The last dozen years have been a stark departure from the “Oriole Way,” the era during which Baltimore was one of the most feared teams in the American League.

Instead of contending for pennants nowadays, the Orioles have had trouble even approaching the .500 mark, putting together a 12-season streak of losing seasons following the club’s 1997 AL East pennant — the second-worst such streak in the bigs behind Pittsburgh’s 17 straight.

But under the direction of club president Andy MacPhail, the Orioles seek to finally pass the break-even point and begin to make inroads towards the big guns in the division.

The O’s went out and traded for Kevin Millwood to shore up a young rotation and revamped their infield with first baseman Garrett Atkins from Colorado, former shortstop Miguel Tejada to replace Melvin Mora at third and Julio Lugo to help play second with Brian Roberts ailing.

MORE COVERAGE: Baseball 2010: The chase begins

All of this is to help Baltimore and to close the gap against the AL’s elite, as the team was 9-37 combined against Boston, New York and Los Angeles.

“You want to bring in guys that want to win. Our record was what our record was, but we were horrible against the Yankees, Red Sox and Angels,” MacPhail told AP. “We need to get better against the real good teams. I think we can play with everybody else, but we’re going to have to learn how to play with the elite clubs.”

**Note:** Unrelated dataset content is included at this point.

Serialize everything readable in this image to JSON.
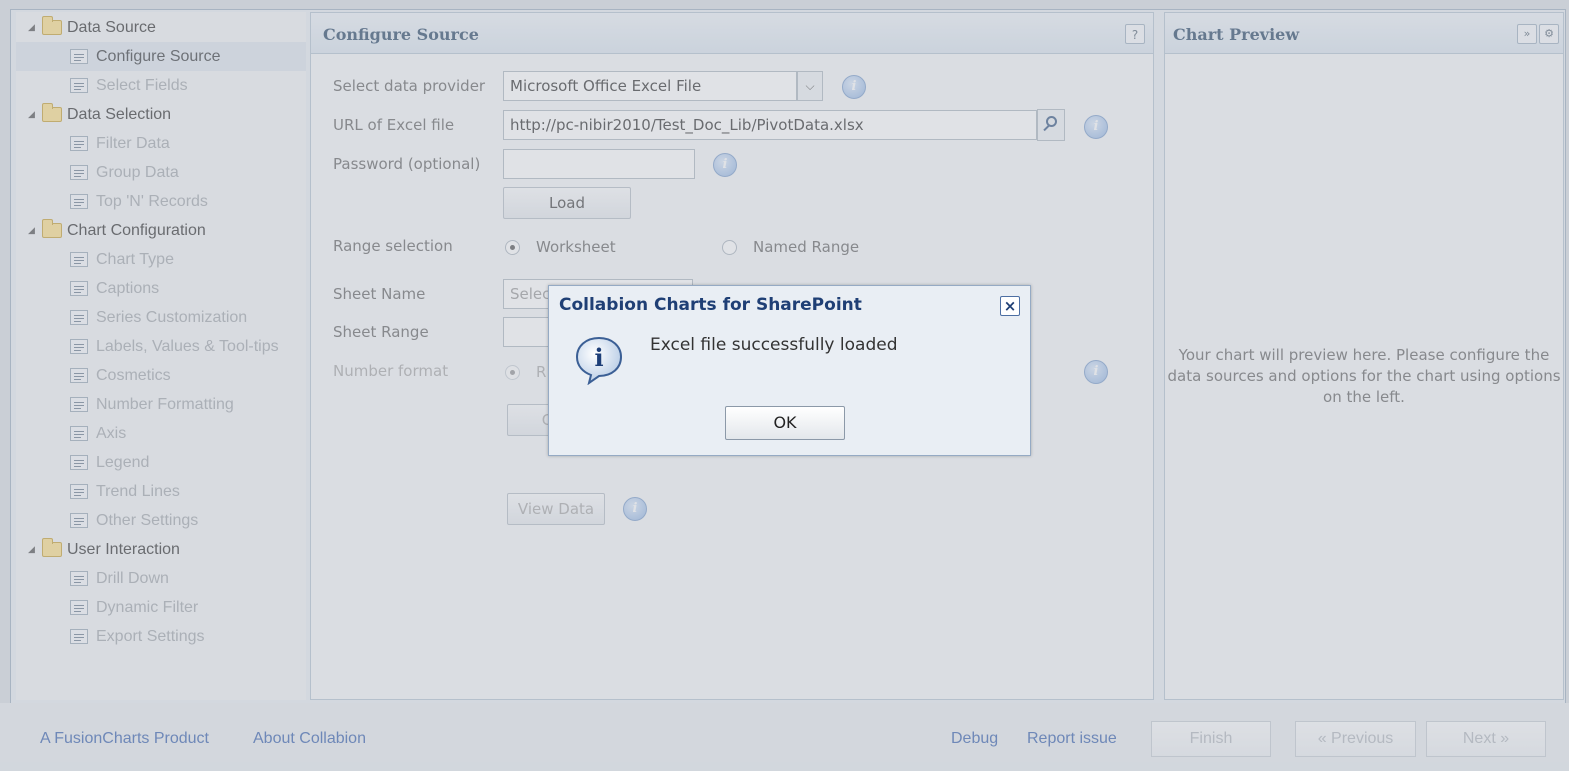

“It’s definitely got to change,” catcher Matt Wieters told reporters. “For us to get to the playoffs, those are teams you’ve got to beat. We need to change our mentality. You have to go from having your eyes wide open, thinking, ‘I’m playing against A-Rod and Jeter,” to ‘I’m competing against you and I’m going to beat you on this day in this game.’”

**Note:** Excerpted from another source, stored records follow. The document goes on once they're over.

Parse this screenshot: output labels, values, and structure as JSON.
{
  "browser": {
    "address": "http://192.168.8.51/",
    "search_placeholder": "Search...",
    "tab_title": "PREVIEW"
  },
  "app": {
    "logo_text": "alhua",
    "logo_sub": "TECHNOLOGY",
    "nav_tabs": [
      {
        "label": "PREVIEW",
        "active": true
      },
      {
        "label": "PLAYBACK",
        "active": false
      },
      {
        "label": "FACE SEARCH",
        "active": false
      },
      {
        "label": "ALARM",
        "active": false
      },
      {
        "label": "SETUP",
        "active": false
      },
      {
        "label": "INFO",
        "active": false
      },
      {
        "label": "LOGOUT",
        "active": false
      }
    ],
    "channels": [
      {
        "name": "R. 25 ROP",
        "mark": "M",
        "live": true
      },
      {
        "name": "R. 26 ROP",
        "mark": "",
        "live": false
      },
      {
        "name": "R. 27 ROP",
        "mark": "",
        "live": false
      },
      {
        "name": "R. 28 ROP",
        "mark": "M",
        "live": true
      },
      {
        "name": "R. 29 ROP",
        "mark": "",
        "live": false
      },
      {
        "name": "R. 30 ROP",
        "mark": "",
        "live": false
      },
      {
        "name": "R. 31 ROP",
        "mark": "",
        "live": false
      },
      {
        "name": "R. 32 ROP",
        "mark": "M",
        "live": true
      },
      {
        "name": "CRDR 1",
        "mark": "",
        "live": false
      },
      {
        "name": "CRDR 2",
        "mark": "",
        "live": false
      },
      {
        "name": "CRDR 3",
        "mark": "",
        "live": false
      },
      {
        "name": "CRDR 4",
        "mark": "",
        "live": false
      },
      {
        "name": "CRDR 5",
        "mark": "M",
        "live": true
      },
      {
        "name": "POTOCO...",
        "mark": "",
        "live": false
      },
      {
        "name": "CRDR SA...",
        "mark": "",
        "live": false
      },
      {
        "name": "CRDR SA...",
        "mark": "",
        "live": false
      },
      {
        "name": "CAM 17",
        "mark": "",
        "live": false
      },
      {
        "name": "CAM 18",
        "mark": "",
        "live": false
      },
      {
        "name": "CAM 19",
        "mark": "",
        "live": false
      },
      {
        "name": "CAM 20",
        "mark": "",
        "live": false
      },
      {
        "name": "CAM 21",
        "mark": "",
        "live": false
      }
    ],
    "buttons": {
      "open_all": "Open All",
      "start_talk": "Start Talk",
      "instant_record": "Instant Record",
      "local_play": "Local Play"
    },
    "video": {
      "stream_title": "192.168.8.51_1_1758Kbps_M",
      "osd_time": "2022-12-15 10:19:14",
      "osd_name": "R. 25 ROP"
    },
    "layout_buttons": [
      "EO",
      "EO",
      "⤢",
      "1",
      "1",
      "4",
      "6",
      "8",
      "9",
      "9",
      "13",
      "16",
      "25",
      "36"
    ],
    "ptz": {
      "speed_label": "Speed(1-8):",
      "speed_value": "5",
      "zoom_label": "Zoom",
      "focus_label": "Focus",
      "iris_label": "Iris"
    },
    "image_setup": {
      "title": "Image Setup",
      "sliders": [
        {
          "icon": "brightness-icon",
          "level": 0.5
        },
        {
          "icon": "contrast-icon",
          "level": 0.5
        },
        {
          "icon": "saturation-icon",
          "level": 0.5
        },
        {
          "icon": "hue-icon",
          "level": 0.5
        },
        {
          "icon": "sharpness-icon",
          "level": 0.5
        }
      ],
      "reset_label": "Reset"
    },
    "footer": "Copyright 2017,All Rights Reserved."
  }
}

The big question on the roster is how the team’s rotation will hold up facing the potent AL East lineups. While Millwood is a veteran presence in the rotation, he joins three starters who just made their major-league debuts in 2009. The Orioles had the worst team ERA in the majors last season, no doubt fueled by playing some of the best hitters in the majors on a regular basis

“You’re not going to win in any division without pitching,” Millwood told AP. “It’s an honor to be called the go-to guy, but we’ve all got to be aces when we pitch. If we don’t think we’re capable of that, we shouldn’t be pitching anyway.”

Lugo was acquired this past week because of question marks surrounding Brian Roberts, whose bad back has limited his playing time this spring.

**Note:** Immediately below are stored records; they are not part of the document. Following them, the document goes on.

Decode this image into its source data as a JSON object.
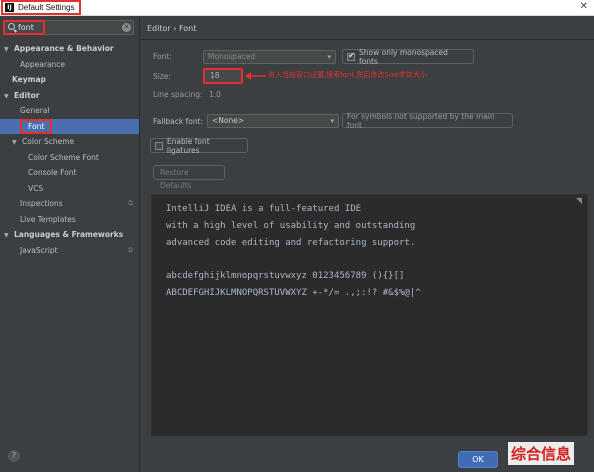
{
  "window": {
    "title": "Default Settings",
    "app_icon": "intellij-icon"
  },
  "search": {
    "value": "font"
  },
  "tree": [
    {
      "label": "Appearance & Behavior",
      "bold": true,
      "arrow": "▼",
      "indent": 0
    },
    {
      "label": "Appearance",
      "indent": 2
    },
    {
      "label": "Keymap",
      "bold": true,
      "indent": 1
    },
    {
      "label": "Editor",
      "bold": true,
      "arrow": "▼",
      "indent": 0
    },
    {
      "label": "General",
      "indent": 2
    },
    {
      "label": "Font",
      "selected": true,
      "highlight": true,
      "indent": 2
    },
    {
      "label": "Color Scheme",
      "arrow": "▼",
      "indent": 1
    },
    {
      "label": "Color Scheme Font",
      "indent": 3
    },
    {
      "label": "Console Font",
      "indent": 3
    },
    {
      "label": "VCS",
      "indent": 3
    },
    {
      "label": "Inspections",
      "indent": 2,
      "badge": "⧉"
    },
    {
      "label": "Live Templates",
      "indent": 2
    },
    {
      "label": "Languages & Frameworks",
      "bold": true,
      "arrow": "▼",
      "indent": 0
    },
    {
      "label": "JavaScript",
      "indent": 2,
      "badge": "⧉"
    }
  ],
  "breadcrumb": "Editor › Font",
  "form": {
    "font_label": "Font:",
    "font_value": "Monospaced",
    "show_monospaced_label": "Show only monospaced fonts",
    "size_label": "Size:",
    "size_value": "18",
    "line_spacing_label": "Line spacing:",
    "line_spacing_value": "1.0",
    "fallback_label": "Fallback font:",
    "fallback_value": "<None>",
    "fallback_hint": "For symbols not supported by the main font",
    "ligatures_label": "Enable font ligatures",
    "restore_label": "Restore Defaults"
  },
  "annotation": "进入当前窗口设置,搜索font,然后修改Size字体大小",
  "preview": [
    "IntelliJ IDEA is a full-featured IDE",
    "with a high level of usability and outstanding",
    "advanced code editing and refactoring support.",
    "",
    "abcdefghijklmnopqrstuvwxyz 0123456789 (){}[]",
    "ABCDEFGHIJKLMNOPQRSTUVWXYZ +-*/= .,;:!? #&$%@|^"
  ],
  "ok_label": "OK",
  "watermark": "综合信息",
  "accent_color": "#4b6eaf",
  "highlight_color": "#e53030"
}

“I’m going to have to see when he gets here and see what we’re going to do, but he’s got experience, has some energy. We’ll look forward to fitting him in,” Orioles manager Dave Trembley told AP after the deal.

The biggest change in Baltimore also seems to be the philosophy, as the team is now reluctant to get quick fixes rather than long-term progress.

“In order for it to get back on track, you have to be patient and you have to be persistent,” Trembley told AP. “I think the quick-fix didn’t work, won’t work, never has worked. You have to stay the course, you have to trust your people, you have to develop better in the minor leagues and fill in the pieces accordingly with free agents that fit the bill.”

Of course, the big question for fans heading to Eutaw Street this summer will be to see how much the team can close the gap between the haves and have-nots in the AL East.